Penalties varied as well, from only a slap on the wrist to hefty fines for violations. The stated reasons for enacting these laws were numerous. For some communities weed control laws “protected” the public from neglectful homeowners. Sometimes it was because tall grass and weeds were considered a fire hazard or an attraction to rats and mosquitoes. In some cases weed control laws were enacted because weeds supposedly produced pollen and therefore caused suffering among people with allergies.

 

Once in a while the ordinance was thought important because it helped prevent the growth and camouflage of, er, possibly an illegal substance? The lawn and garden industry, in general, was more than happy to encourage and promote all the half-truths and outright fairy tales that have blanketed America, pretty much to the present.

 

It is not uncommon today in many communities across America, perhaps on a spring Saturday in June, to find the noise levels approaching mid-town Manhattan at rush hour. SUV-sized lawnmowers lumber across the grass, while the sound from the house next door might be the whirl of the omnipresent weed whacker, or better still, the screech of the leaf blower. Down the street someone with furrowed brow is clutching the gasoline or electric powered hedge clippers.

 

Finally, at the corner house, the lawn company truck pulls up. This time it’s the chemical folks about to put down the “needed” spring fertilizer, the June herbicide, or maybe the quarterly fungicide. Next time it might be the lawnmower guy with his gargantuan machine. He’ll race across the lawn, give a quick once over with the “whacker,” and then hop back in his truck. Time is money. Turn on your lawn sprinkler and relax.

 

The devil—as we’ve often heard—is in the details. The details, as we’re learning more and more, could be long lasting and quite unpleasant. But that’s the next, and final, story.

 

The pesticide and fertilizer lobby in the United States may have to become even more vigilant.

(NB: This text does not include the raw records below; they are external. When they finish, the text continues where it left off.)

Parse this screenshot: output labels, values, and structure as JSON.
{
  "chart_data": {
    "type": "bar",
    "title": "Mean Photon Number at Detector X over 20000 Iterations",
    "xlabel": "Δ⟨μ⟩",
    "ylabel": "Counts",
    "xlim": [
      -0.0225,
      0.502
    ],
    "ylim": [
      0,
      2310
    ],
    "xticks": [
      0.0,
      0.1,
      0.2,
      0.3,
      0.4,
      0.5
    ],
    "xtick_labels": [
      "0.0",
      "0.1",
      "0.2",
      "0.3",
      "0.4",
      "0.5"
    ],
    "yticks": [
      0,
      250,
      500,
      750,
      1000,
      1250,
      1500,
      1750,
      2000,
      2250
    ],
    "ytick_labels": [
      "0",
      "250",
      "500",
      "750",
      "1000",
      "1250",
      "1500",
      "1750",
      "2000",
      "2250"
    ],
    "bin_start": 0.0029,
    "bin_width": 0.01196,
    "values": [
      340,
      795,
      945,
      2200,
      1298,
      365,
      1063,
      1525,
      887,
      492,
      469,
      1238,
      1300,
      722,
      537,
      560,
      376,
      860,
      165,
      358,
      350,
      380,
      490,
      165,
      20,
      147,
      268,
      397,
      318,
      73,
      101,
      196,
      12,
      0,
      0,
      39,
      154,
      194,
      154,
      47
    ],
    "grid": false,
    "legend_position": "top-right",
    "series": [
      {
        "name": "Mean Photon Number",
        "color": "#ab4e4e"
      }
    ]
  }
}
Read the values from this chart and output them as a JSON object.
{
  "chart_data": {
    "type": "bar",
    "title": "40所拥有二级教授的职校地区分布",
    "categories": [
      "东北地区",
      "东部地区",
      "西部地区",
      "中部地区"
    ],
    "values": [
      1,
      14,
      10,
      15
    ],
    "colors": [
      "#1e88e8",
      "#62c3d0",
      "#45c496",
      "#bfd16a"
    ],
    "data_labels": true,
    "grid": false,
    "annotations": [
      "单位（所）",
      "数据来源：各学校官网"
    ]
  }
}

The Supreme Court of Canada recently upheld a Toronto pesticide ban, which permits Canadian cities to stop the use of “controversial” lawn chemicals. Croplife Canada, a trade association that includes pesticide producers, had been fighting the Toronto law for two years. Is it only a matter of time before these “dangerous” ideas seep across America’s northern border and destroy our way of life? Thank goodness for Homeland Security and the Patriot Act.